Test rule-based evals
Rule-based evaluations are deterministic, so you can implement classic unit
tests to check their behavior. Build your tests to run various outputs through
the evaluators and assert whether they return the PASS or FAIL
label you expected.
If a test case expects the evaluator to return a FAIL and it does, the
test outputs a PASS because the evaluator behaved as intended.

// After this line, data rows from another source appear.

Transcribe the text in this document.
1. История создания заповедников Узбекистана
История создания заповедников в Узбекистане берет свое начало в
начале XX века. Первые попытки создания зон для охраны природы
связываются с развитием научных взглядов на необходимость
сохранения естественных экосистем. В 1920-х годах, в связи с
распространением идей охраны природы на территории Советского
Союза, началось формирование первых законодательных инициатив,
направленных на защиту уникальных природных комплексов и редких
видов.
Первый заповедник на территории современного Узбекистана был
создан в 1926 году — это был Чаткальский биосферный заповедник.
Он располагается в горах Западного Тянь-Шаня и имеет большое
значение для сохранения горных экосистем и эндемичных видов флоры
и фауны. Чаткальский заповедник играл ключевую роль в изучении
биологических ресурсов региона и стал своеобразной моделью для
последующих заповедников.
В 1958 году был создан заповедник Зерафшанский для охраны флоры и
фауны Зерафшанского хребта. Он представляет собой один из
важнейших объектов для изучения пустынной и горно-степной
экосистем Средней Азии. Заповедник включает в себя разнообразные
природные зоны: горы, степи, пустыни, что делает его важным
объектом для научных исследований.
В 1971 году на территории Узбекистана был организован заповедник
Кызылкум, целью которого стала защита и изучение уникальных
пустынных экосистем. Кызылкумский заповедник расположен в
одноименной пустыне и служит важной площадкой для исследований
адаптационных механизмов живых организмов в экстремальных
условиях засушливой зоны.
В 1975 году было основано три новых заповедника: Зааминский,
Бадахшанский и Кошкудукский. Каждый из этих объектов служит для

import { MIN_CONTRAST_RATIO } from '../src/app.config'; // 4.5
const testCases = [
{
// ...
appOutput: {
motto: "Test motto",
colorPalette: {
textColor: "#333333",
backgroundColor: "#000000",
primary: "#FF0000",
secondary: "#333333"
}
},
expected: {
// Dark grey on black (low contrast): FAIL
contrast: EvalLabel.FAIL
}
}
// ... more test cases
];
testCases.forEach((testCase) => {
const result = evalContrastRatio(
testCase.appOutput.colorPalette as any, MIN_CONTRAST_RATIO
);
const actualEvalLabel = result.label;
const expectedEvalLabel = testCase.expected.contrast;
const isSuccess = actualEvalLabel === expectedEvalLabel;
// ...
});
Try it
- Clone the evals-course project.
- Set it up.
- Run the rule-based evaluator tests yourself.